Robbie couldn’t wait to see his face. The two of them would spend a long, happy time zooming the cars around, racing, adjusting the track so the cars could go faster. Two peas in a pod, Marie would say, in a disapproving tone, and Robbie would try not to think about the times that his own mother had said exactly the same thing about him and his father.

He pulled out the flask and unscrewed it before he remembered his resolution not to smell of bourbon, and put it back into his pocket. He lit a cigarette instead.
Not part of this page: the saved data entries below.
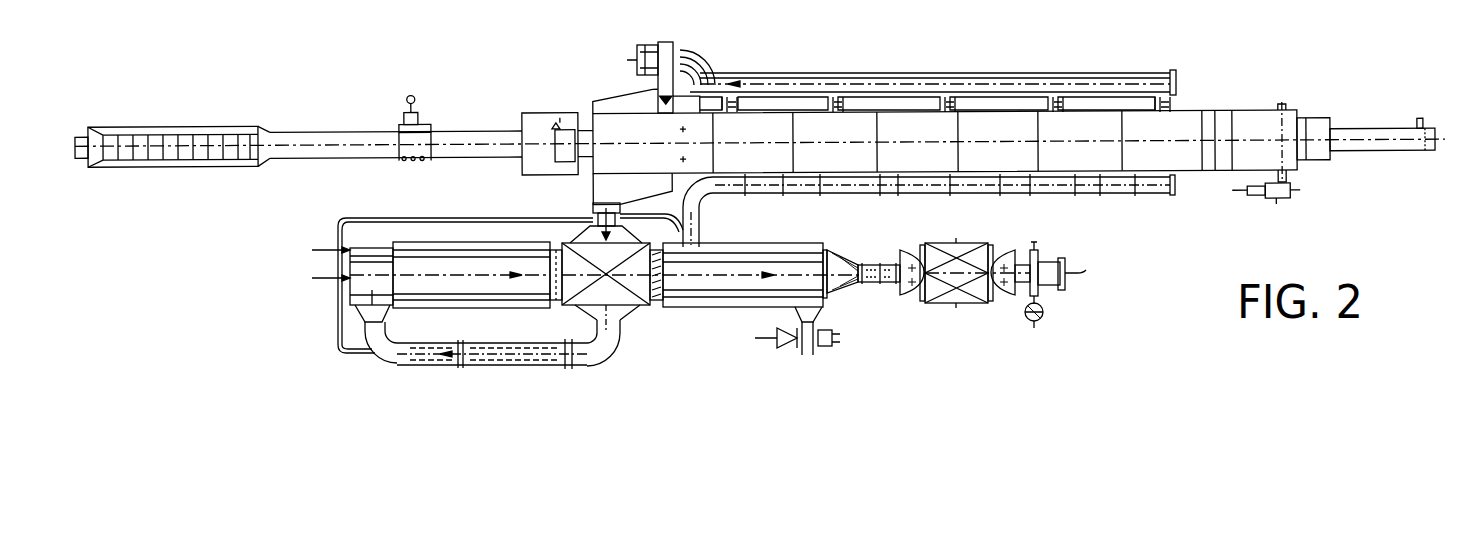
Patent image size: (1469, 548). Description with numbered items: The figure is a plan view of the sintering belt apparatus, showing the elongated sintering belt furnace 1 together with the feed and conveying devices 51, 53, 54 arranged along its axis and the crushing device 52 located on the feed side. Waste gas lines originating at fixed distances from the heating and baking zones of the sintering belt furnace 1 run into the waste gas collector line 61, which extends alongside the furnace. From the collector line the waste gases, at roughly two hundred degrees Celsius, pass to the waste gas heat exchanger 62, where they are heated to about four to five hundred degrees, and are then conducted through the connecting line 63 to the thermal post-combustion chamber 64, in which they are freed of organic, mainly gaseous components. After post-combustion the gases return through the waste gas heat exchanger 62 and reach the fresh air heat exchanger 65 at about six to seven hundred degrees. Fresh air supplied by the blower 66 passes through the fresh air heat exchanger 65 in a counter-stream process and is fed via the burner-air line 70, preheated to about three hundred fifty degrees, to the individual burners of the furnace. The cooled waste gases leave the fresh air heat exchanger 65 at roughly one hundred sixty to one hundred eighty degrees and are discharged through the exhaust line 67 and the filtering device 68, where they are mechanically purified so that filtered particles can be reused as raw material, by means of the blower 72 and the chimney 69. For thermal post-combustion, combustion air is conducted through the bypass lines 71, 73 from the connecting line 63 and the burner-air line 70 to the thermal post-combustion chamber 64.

The sintering belt furnace 1 is at (1250, 110).
The feed device 51 is at (213, 126).
The crushing device 52 is at (420, 106).
The conveying device 53 is at (492, 130).
The conveying device 54 is at (1355, 127).
The waste gas collector line 61 is at (907, 76).
The waste gas heat exchanger 62 is at (642, 307).
The connecting line 63 is at (538, 357).
The thermal post-combustion chamber 64 is at (312, 250).
The fresh air heat exchanger 65 is at (730, 298).
The blower 66 is at (832, 346).
The exhaust line 67 is at (880, 284).
The filtering device 68 is at (955, 305).
The chimney 69 is at (1038, 326).
The burner-air line 70 is at (918, 191).
The bypass line 71 is at (333, 322).
The blower 72 is at (1066, 276).
The bypass line 73 is at (455, 217).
Their plane should have arrived already, but the lady at the counter had said it had been delayed in Chicago by bad weather. So he stood at the arrivals gate with the crowd of people waiting, and watched the people coming through the doors. All the little dramas going on around him, with people flying from all over the world and arriving home. A family came through, mother and father and a toddler and a baby, and the elderly Latino couple standing next to him cried out in joy. The toddler wobbled over to them to be scooped up and fussed over. A slender young man with an Afro emerged, looking anxious, until he spotted a tall young woman in the crowd and the two of them ran to each other and hugged so hard they looked as if they were going to meld together. A grey-haired woman in a flowing caftan wafted through the door and the expression on her face when she scanned the crowd was almost angry. It set into grim resolution as she approached another grey-haired woman, in a pants suit, and the two of them leaned forward to kiss each other on the cheek with the minimal possible contact.